Arek-Arek Malang Asrikaton Sinau Bareng
Tidak berhenti di situ, pada tahap berikutnya jamaah diajak menyusun syahadat yang sama namun dengan menempatkan sifat-sifat Allah dalam Asmaul Husna yang maknanya masuk dalam kategori robba/pengayoman, malika/kekuasaan, dan ilah/kedahsyatan Allah. Di sini, Mbah Nun menegaskan bahwa semua ini agar supaya kita berkembang kesadarannya. Jika mengingat Allah tidak hanya ingat kata ‘Allah’ tapi ingat sifat-sifat yang lain dari Allah. Syahadat yang resmi dan baku adalah Asyahadu alla ilaha illallah wa asyhadu anna Muhammadar rasulullah.
Namun dengan mengembangkan kalimat seperti di atas, kesadaran kepada Allah menjadi lebih kuat dan mendalam. Peran-peran Allah dalam kehidupan manusia menjadi lebih diingat. Bahkan pada wa asyahadu anna Muhammadar rasulullah bisa dikembangkan, misalnya, menjadi wa asyhadu anna muhammadan habibullah.
Demikianlah elaoborasi tauhid dilakukan Mbah Nun dan menariknya itu dilakukan kepada anak-anak muda yang warna-warni penampilan dan latar belakangnya. Sebagian besar barangkali tampak jauh dari citra penampilan/simbol santri. Banyak yang hanya berkaos oblong, bahkan ada yang maju dan rambutnya bersemir warna merah njambul keluar dikit dari peci yang dikenakannya. Para generasi baru masa kini dilecut dan ditumbuhkan tauhidnya oleh Mbah Nun. Suatu pendidikan yang unik, dan dalam cara yang unik pula. Mungkin malahan tidak dirasa bahwa ini adalah pengolahan tauhid karena cara yang dipakai Mbah Nun sangat halus tapi kreatif.
***
Itulah salah satu muatan ilmu dalam Sinau Bareng tadi malam di lapangan Asrikaton. Banyak harapan Mbah Nun kepada anak-cucunya ini. Mbah Nun berharap agar mereka tidak kesasar-sasar dalam hidup ini, maka di awal mereka diajak melantunkan Duh Gusti. Mbah Nun berharap pulang dari Sinau Bareng, Allah menambahi rizki mereka, tambah kuat dan sehat, pikiran mereka jadi cerah, dan jiwa mereka ombo. Mbah Nun ingin mereka mengerti aji dan martabat, maka mereka diajak bersama-sama Mbak Nia melantunkan nomor Ajining Urip. Mbah Nun ingin mereka melihat bahwa keluarga adalah sesuatu yang sakral dan suci, maka Mbah Nun ajak mereka belajar idek (dekat), akrab, dan gembira. Itu semua bisa menjadi bekal dalam berkeluarga.

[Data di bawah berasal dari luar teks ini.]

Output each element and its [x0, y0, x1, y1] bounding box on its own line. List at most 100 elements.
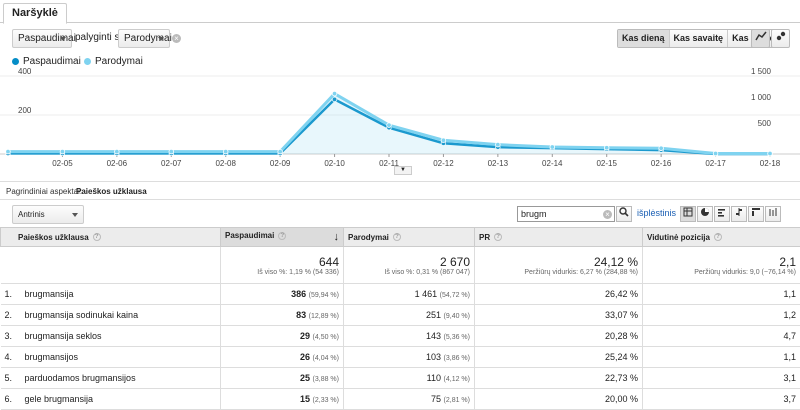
data-point-impressions	[496, 142, 501, 147]
row-index: 2.	[5, 310, 25, 320]
data-table: Paieškos užklausa? Paspaudimai?↓ Parodym…	[0, 227, 800, 410]
metric1-dropdown[interactable]: Paspaudimai	[12, 29, 72, 48]
period-weekly-button[interactable]: Kas savaitę	[669, 30, 728, 47]
x-tick-label: 02-10	[324, 159, 345, 168]
x-tick-label: 02-18	[760, 159, 781, 168]
impressions-value: 143	[426, 331, 441, 341]
impressions-percent: (2,81 %)	[444, 397, 470, 404]
x-tick-label: 02-09	[270, 159, 291, 168]
row-index: 6.	[5, 394, 25, 404]
row-index: 3.	[5, 331, 25, 341]
tab-bar	[0, 0, 800, 23]
query-link[interactable]: brugmansijos	[25, 352, 79, 362]
x-tick-label: 02-05	[52, 159, 73, 168]
header-clicks[interactable]: Paspaudimai?↓	[221, 228, 344, 247]
help-icon[interactable]: ?	[494, 233, 502, 241]
x-tick-label: 02-13	[488, 159, 509, 168]
line-chart-icon[interactable]	[751, 29, 770, 48]
avg-position-cell: 1,1	[643, 284, 800, 305]
clear-compare-icon[interactable]: ×	[172, 34, 181, 43]
header-impressions[interactable]: Parodymai?	[344, 228, 475, 247]
clicks-percent: (59,94 %)	[309, 292, 339, 299]
data-point-impressions	[332, 91, 337, 96]
chevron-down-icon	[158, 37, 164, 41]
impressions-cell: 75 (2,81 %)	[344, 389, 475, 410]
query-link[interactable]: brugmansija	[25, 289, 74, 299]
impressions-value: 1 461	[415, 289, 438, 299]
header-query[interactable]: Paieškos užklausa?	[1, 228, 221, 247]
query-cell: 2.brugmansija sodinukai kaina	[1, 305, 221, 326]
y-left-tick-label: 200	[18, 106, 32, 115]
data-point-impressions	[115, 149, 120, 154]
motion-chart-icon[interactable]	[771, 29, 790, 48]
bar-view-icon[interactable]	[714, 206, 730, 222]
metric2-dropdown[interactable]: Parodymai	[118, 29, 170, 48]
row-index: 1.	[5, 289, 25, 299]
help-icon[interactable]: ?	[714, 233, 722, 241]
table-row: 3.brugmansija seklos 29 (4,50 %)143 (5,36…	[1, 326, 800, 347]
data-point-impressions	[60, 149, 65, 154]
sort-arrow-icon: ↓	[334, 231, 340, 243]
data-point-impressions	[278, 149, 283, 154]
metric1-label: Paspaudimai	[18, 33, 76, 44]
impressions-cell: 1 461 (54,72 %)	[344, 284, 475, 305]
help-icon[interactable]: ?	[393, 233, 401, 241]
clicks-value: 83	[296, 310, 306, 320]
header-avg-position[interactable]: Vidutinė pozicija?	[643, 228, 800, 247]
impressions-cell: 143 (5,36 %)	[344, 326, 475, 347]
ctr-cell: 26,42 %	[475, 284, 643, 305]
comparison-view-icon[interactable]	[731, 206, 747, 222]
x-tick-label: 02-07	[161, 159, 182, 168]
query-link[interactable]: gele brugmansija	[25, 394, 94, 404]
clicks-cell: 83 (12,89 %)	[221, 305, 344, 326]
chevron-down-icon	[60, 37, 66, 41]
period-daily-button[interactable]: Kas dieną	[618, 30, 669, 47]
query-link[interactable]: brugmansija seklos	[25, 331, 102, 341]
table-header-row: Paieškos užklausa? Paspaudimai?↓ Parodym…	[1, 228, 800, 247]
search-icon[interactable]	[616, 206, 632, 222]
clicks-cell: 29 (4,50 %)	[221, 326, 344, 347]
x-tick-label: 02-16	[651, 159, 672, 168]
chevron-down-icon	[72, 213, 78, 217]
ctr-cell: 20,28 %	[475, 326, 643, 347]
clicks-percent: (4,50 %)	[313, 334, 339, 341]
impressions-percent: (3,86 %)	[444, 355, 470, 362]
clear-search-icon[interactable]: ×	[603, 210, 612, 219]
row-index: 4.	[5, 352, 25, 362]
help-icon[interactable]: ?	[278, 232, 286, 240]
data-point-impressions	[387, 123, 392, 128]
term-cloud-icon[interactable]	[765, 206, 781, 222]
y-right-tick-label: 500	[758, 119, 772, 128]
clicks-percent: (12,89 %)	[309, 313, 339, 320]
header-ctr[interactable]: PR?	[475, 228, 643, 247]
legend-clicks-dot	[12, 58, 19, 65]
data-point-impressions	[713, 151, 718, 156]
advanced-filter-link[interactable]: išplėstinis	[637, 208, 676, 218]
secondary-dimension-dropdown[interactable]: Antrinis aspektas	[12, 205, 84, 224]
tab-browser[interactable]: Naršyklė	[3, 3, 67, 24]
search-input[interactable]: brugm	[517, 206, 615, 222]
primary-dimension-value[interactable]: Paieškos užklausa	[76, 187, 147, 196]
pivot-view-icon[interactable]	[748, 206, 764, 222]
ctr-cell: 25,24 %	[475, 347, 643, 368]
pie-view-icon[interactable]	[697, 206, 713, 222]
legend-impressions-dot	[84, 58, 91, 65]
chart-collapse-handle[interactable]: ▼	[394, 166, 412, 175]
clicks-cell: 386 (59,94 %)	[221, 284, 344, 305]
avg-position-cell: 1,1	[643, 347, 800, 368]
avg-position-cell: 1,2	[643, 305, 800, 326]
help-icon[interactable]: ?	[93, 233, 101, 241]
legend-clicks-label: Paspaudimai	[23, 56, 81, 67]
query-link[interactable]: brugmansija sodinukai kaina	[25, 310, 139, 320]
table-view-icon[interactable]	[680, 206, 696, 222]
clicks-cell: 25 (3,88 %)	[221, 368, 344, 389]
query-link[interactable]: parduodamos brugmansijos	[25, 373, 136, 383]
data-point-impressions	[659, 146, 664, 151]
query-cell: 5.parduodamos brugmansijos	[1, 368, 221, 389]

Masih banyak muatan yang muncul dalam Sinau Bareng tadi malam. Workshop banyak dihadirkan diantaranya Jamuran, juga pertanyaan untuk tiga kelompok mengenai perumusan diri dalama kaitannya dengan penggunaan peranti digital (internet, medsos) dalam sehari-hari kehidupan modern saat ini. Kegembiraan juga datang sejumlah nomot KiaiKanjeng, termasuk saat Pak Lurah ikut menyumbangkan lagu Gelandangan.
Dalam salah satu bagian Mbah Nun mengingatkan elaborasi dan pengembangan ingatan akan Allah berikut nama sifat-sifat-Nya itulah yang disebut dzikir. Dari elaborasi itu Mbah Nun mengajak anak-anak cucu untuk terpikat kepada kasih sayang Allah, “Keprincuto kepada kasih sayang Allah….”
Waktu sudah menunjuk pukul 01.00, Mbah Nun segera memuncaki acara. Para anak-cucu dan jamaah semuanya diajak berdoa membaca ayat afahasibtum dan shalawat shalatun minallah wa alfa salam. Selain telah menggali bersama ilmu, membangun kegembiraan, memperat hati satu sama lain, para anak cucu mengingat bahwa apa yang dilakukan Mbah Nun adalah memperbanyak jumlah orang yang dekat dengan Allah. “Saya hanyalah orang yang jika bertemu Anda, Anda terdorong dekat kepada Allah dan Kanjeng Nabi, supaya Anda mendapatkan pertolongan dan Syafaat Kanjeng Nabi.”